Reverse impact of sequester

Daily Item

---- — It was just four weeks ago that Congress returned from a 16-day Easter/Passover break. The two major issues dealt with during that time, gun registration and immigration reform, went nowhere.

But what about the budget and the problems caused by the "sequester?"

Congress has been in no hurry to help the 70,000 disadvantaged children kicked out of Head Start, the four million senior citizens who lost Meals on Wheels, the 125,000 Americans who lost housing assistance, the thousands of Medicare patients being denied vital services, and other programs for veterans and the needy.

It's amazing, however, how quickly the members of Congress can pass legislation when it affects them and the elites who have their ear.

As they prepared to leave Washington for a nine-day break and after a week with numerous flight delays resulting from their failure to enact a budget, it took less than two days to pass legislation to fix the automatic spending cuts impacting the air traffic control system. After all, we can't have our legislators standing in line to get back home.

The reason given for this nine-day break: to "keep in touch with their constituents."

And how are the members of congress hearing from their "constituents?" Sen. Mike Crapo (Idaho) is hosting a $2,500 per plate dinner for the financial services industry. Join Sen. John Cornyn (Texas) and the pharmaceutical lobbyists for oysters for just $5,000. And back in D.C., Sen. Lamar Alexander (Tennessee) is getting together with several energy companies for $2,500.

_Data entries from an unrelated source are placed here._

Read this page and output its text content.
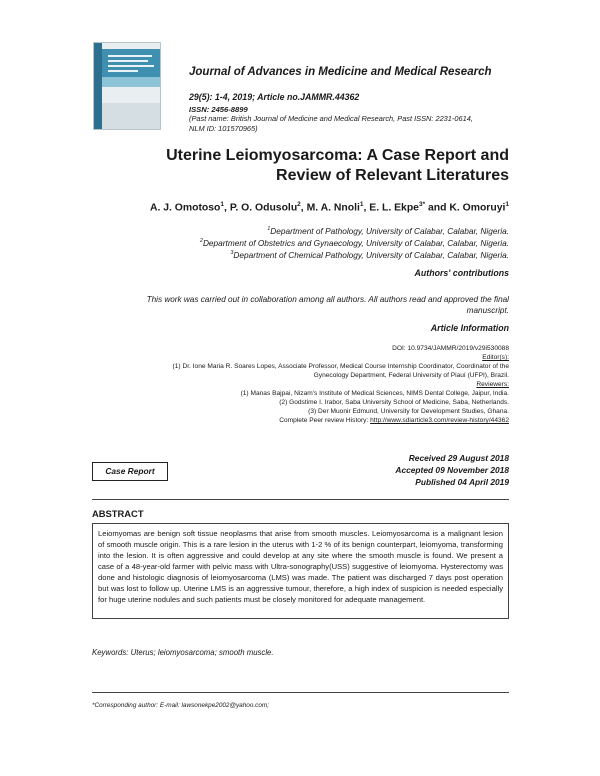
Journal of Advances in Medicine and Medical Research
29(5): 1-4, 2019; Article no.JAMMR.44362
ISSN: 2456-8899
(Past name: British Journal of Medicine and Medical Research, Past ISSN: 2231-0614,
NLM ID: 101570965)
Uterine Leiomyosarcoma: A Case Report and
Review of Relevant Literatures
A. J. Omotoso$^1$, P. O. Odusolu$^2$, M. A. Nnoli$^1$, E. L. Ekpe$^{3*}$ and K. Omoruyi$^1$
$^1$Department of Pathology, University of Calabar, Calabar, Nigeria.
$^2$Department of Obstetrics and Gynaecology, University of Calabar, Calabar, Nigeria.
$^3$Department of Chemical Pathology, University of Calabar, Calabar, Nigeria.
Authors' contributions
This work was carried out in collaboration among all authors. All authors read and approved the final
manuscript.
Article Information
DOI: 10.9734/JAMMR/2019/v29i530088
Editor(s):
(1) Dr. Ione Maria R. Soares Lopes, Associate Professor, Medical Course Internship Coordinator, Coordinator of the
Gynecology Department, Federal University of Piauí (UFPI), Brazil.
Reviewers:
(1) Manas Bajpai, Nizam's Institute of Medical Sciences, NIMS Dental College, Jaipur, India.
(2) Godstime I. Irabor, Saba University School of Medicine, Saba, Netherlands.
(3) Der Muonir Edmund, University for Development Studies, Ghana.
Complete Peer review History: http://www.sdiarticle3.com/review-history/44362
Case Report
Received 29 August 2018
Accepted 09 November 2018
Published 04 April 2019
ABSTRACT
Leiomyomas are benign soft tissue neoplasms that arise from smooth muscles. Leiomyosarcoma is a malignant lesion of smooth muscle origin. This is a rare lesion in the uterus with 1-2 % of its benign counterpart, leiomyoma, transforming into the lesion. It is often aggressive and could develop at any site where the smooth muscle is found. We present a case of a 48-year-old farmer with pelvic mass with Ultra-sonography(USS) suggestive of leiomyoma. Hysterectomy was done and histologic diagnosis of leiomyosarcoma (LMS) was made. The patient was discharged 7 days post operation but was lost to follow up. Uterine LMS is an aggressive tumour, therefore, a high index of suspicion is needed especially for huge uterine nodules and such patients must be closely monitored for adequate management.
Keywords: Uterus; leiomyosarcoma; smooth muscle.
*Corresponding author: E-mail: lawsonekpe2002@yahoo.com;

It seems that keeping in touch with constituents really means dining with the lobbyists and raising campaign funds.

Meanwhile, 7,000 defense employees have been furloughed, critical medical research is being curtailed, and cancer patients can no longer get necessary treatment.

Voters should be contacting their legislators and telling them to adopt a budget to reverse the impact of the sequester and to enact legislation to increase jobs and restore the economy.